Neural Network Architecture and Configuration

Given the structured nature of the data collected in these studies, we opted for fully connected dense neural networks (DNN). To build, train, and evaluate all of our DNN configurations, we employed the open source package Vulcan. DNNs allow us to capture complex, nonlinear relationships likely present in psychiatric data (e.g., mediation and moderation effects, which are unknown a priori). We limited our model’s learning capacity (with the use of a shallow network) to explore more of the solution space before finding an optimal location. Our optimal network had a single hidden layer with 17 nodes using the scaled exponential linear unit activation function (Klambauer, Unterthiner, Mayr, & Hochreiter, ), while the final prediction layer used the softmax function to determine remission probabilities. This simple structure provides insurance against overfitting. We one-hot encoded our response variable to create a multiclass problem that uses categorical cross-entropy as the optimizer cost function (Goodfellow et al., ). We used the Adam optimizer for learning the network parameters (Kingma & Ba, ) with a learning rate of 0.0001. To further help with model generalization, we used a 50% dropout rate (Srivastava, Hinton, Krizhevsky, Sutskever, & Salakhutdinov, ). During the evaluation phase, we used 10-fold cross-validation. Each fold allowed the model to train for 200 epochs. For each model trained, remission was considered the target prediction outcome. Once again, the variable “drug assigned” was included as part of the feature set to ensure that the DNN has an opportunity to learn how the drug assigned interacts with the 17 patient-level characteristics. Drug-specific remission probabilities were obtained from our final model by varying the drug assigned variable, holding other patient features constant.

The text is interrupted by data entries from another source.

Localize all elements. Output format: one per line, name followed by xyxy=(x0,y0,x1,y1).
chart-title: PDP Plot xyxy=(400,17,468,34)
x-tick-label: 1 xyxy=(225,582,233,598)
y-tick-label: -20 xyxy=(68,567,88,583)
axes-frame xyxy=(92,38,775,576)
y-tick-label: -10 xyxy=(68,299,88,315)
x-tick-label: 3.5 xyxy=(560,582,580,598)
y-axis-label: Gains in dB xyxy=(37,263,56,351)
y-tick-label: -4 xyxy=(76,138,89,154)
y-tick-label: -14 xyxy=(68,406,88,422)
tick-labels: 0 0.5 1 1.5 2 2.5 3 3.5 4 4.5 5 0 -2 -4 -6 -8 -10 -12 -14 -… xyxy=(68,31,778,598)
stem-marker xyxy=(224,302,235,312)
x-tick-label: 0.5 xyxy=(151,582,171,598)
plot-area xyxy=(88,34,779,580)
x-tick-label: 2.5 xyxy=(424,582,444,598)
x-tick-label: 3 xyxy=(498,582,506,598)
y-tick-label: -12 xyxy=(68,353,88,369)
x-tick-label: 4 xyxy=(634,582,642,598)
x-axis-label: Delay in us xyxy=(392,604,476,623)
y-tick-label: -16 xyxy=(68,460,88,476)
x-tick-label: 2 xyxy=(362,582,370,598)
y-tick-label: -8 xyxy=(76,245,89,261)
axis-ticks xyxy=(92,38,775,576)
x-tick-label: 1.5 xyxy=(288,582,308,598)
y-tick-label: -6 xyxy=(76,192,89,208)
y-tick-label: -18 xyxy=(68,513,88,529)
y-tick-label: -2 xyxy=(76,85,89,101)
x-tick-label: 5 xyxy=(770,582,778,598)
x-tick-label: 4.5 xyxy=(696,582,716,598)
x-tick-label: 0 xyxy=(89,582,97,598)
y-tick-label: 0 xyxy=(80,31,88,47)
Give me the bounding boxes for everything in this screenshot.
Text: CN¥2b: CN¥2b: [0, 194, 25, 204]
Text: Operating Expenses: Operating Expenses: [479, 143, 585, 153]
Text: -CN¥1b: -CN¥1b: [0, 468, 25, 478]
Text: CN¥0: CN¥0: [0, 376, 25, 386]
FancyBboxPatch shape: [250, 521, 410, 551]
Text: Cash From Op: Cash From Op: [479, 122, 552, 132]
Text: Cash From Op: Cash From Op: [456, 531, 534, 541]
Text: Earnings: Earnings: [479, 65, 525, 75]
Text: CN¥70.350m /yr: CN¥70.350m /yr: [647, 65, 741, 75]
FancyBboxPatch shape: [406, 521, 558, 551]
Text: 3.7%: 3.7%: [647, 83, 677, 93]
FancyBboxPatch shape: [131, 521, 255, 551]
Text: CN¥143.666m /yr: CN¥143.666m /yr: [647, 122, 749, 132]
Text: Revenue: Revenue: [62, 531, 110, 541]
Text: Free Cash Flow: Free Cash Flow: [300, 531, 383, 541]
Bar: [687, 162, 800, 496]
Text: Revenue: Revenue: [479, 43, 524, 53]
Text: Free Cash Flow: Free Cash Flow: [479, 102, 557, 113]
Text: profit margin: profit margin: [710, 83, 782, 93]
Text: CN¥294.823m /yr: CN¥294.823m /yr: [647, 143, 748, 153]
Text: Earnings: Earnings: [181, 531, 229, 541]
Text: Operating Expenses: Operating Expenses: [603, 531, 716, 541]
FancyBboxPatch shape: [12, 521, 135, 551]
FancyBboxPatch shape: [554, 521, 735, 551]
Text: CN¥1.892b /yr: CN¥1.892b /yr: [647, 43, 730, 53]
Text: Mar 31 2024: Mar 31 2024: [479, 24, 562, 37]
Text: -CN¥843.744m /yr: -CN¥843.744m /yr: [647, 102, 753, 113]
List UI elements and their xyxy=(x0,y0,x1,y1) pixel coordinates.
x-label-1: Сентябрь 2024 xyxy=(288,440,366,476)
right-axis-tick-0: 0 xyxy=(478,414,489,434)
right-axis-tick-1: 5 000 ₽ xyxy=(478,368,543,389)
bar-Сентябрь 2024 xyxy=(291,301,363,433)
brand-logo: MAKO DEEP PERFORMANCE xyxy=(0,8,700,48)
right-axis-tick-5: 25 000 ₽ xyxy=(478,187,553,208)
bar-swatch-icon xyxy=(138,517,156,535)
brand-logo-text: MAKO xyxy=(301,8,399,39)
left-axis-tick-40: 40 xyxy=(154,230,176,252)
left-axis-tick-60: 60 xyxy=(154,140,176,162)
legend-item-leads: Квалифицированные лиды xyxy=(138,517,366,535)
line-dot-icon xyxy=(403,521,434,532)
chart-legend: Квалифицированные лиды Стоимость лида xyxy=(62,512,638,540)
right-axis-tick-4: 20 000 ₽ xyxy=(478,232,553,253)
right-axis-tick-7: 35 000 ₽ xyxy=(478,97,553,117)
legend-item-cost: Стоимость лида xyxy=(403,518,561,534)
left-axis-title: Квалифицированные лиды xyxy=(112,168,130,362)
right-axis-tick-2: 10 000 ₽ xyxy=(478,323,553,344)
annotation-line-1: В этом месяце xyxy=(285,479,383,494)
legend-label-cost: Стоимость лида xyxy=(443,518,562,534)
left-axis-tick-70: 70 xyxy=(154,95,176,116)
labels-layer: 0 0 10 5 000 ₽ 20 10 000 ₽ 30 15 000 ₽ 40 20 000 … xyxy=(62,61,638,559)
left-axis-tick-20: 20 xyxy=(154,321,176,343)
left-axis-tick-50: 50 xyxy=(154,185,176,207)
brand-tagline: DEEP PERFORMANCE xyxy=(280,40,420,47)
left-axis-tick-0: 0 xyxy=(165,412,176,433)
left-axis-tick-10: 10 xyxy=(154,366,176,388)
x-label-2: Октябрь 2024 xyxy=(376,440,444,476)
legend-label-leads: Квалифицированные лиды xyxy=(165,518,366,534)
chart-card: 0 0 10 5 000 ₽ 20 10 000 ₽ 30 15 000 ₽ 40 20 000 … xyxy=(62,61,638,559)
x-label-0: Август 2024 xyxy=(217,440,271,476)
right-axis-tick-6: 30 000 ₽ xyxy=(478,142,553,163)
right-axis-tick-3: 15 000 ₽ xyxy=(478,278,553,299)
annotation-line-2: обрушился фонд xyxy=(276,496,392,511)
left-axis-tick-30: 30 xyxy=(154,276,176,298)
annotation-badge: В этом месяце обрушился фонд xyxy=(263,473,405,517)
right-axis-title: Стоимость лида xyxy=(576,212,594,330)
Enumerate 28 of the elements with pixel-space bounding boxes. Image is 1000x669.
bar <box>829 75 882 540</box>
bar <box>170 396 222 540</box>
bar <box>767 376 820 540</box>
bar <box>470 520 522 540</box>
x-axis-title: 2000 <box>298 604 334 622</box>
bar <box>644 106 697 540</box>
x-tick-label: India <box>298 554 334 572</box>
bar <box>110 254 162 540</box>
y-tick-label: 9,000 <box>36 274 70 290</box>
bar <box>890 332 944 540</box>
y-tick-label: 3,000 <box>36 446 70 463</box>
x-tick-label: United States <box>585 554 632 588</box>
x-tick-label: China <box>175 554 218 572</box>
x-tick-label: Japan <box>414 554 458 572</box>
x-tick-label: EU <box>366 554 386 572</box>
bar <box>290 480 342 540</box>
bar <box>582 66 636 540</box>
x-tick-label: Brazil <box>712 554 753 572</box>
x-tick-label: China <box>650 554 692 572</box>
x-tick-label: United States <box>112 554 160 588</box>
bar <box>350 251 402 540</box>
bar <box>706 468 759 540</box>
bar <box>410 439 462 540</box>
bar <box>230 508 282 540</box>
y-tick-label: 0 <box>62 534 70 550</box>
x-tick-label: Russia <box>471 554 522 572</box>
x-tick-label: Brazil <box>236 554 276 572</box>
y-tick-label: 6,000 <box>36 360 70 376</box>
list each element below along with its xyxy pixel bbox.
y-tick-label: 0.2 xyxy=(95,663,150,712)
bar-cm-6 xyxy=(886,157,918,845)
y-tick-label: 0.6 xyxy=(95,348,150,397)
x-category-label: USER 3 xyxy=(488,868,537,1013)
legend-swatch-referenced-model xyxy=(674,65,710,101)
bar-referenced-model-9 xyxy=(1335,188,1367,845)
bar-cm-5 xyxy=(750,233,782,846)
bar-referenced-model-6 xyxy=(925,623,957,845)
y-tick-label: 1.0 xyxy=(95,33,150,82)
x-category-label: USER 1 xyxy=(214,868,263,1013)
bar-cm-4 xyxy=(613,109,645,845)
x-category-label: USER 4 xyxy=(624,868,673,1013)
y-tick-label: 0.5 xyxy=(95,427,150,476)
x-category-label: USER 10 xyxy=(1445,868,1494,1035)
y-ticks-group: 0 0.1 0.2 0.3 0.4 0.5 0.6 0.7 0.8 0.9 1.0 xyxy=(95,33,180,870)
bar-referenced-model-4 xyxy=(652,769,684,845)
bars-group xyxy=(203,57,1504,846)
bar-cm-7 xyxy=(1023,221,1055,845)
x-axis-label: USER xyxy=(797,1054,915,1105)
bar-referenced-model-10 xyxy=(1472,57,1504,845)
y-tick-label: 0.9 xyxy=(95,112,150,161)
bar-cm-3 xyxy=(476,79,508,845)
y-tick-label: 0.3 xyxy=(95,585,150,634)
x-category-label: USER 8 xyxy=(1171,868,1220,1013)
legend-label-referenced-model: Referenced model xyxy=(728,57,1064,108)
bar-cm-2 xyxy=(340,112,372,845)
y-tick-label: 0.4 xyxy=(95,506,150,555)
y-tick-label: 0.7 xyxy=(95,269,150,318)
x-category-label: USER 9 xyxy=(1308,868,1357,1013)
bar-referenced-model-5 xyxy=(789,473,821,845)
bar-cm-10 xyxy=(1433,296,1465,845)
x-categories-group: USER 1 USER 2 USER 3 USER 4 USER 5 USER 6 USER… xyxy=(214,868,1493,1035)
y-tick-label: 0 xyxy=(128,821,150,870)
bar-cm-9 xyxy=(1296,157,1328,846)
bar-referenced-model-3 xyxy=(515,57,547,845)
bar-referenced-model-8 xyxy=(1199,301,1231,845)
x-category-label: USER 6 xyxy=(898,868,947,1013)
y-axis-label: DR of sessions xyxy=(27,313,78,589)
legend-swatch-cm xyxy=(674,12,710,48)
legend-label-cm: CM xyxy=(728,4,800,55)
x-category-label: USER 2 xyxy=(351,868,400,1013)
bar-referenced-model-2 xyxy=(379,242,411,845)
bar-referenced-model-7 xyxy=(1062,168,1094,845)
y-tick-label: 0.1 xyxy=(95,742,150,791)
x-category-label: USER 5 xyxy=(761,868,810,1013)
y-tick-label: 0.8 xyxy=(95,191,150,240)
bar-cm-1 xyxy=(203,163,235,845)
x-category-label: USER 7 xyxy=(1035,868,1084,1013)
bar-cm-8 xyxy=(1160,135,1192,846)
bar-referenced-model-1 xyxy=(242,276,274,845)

Note that we chose in this article to compare deep learning to the existing technique described by Chekroud et al. () to determine if it was a viable technique on this—and potentially similar—datasets. As such, there was no search over algorithm types, as we already had a comparator to deep learning available.

RESULTS

In our differential treatment prediction analysis, we conducted two separate experiments to determine the relative increase in population remission rates when using the treatment recommended by our model compared to the treatment patients were assigned in the study. These experiments were done on the combined CO-MED and STAR*D datasets using the same trained DNN model built after feature curation (section “Data Processing and Feature Selection”). After DNN training, the out-of-sample performance was 0.69 macro area under the curve (AUC), 0.70 macro positive predictive value (PPV), 0.70 macro negative predictive value (NPV), 0.72 macro sensitivity, 0.72 macro specificity on 10-fold cross-validation, and a 0.69 macro AUC, 0.60 macro sensitivity, 0.60 macro specificity, 0.63 macro NPV, and 0.63 macro PPV, indicating that the selected features could produce a useful model in a robust fashion.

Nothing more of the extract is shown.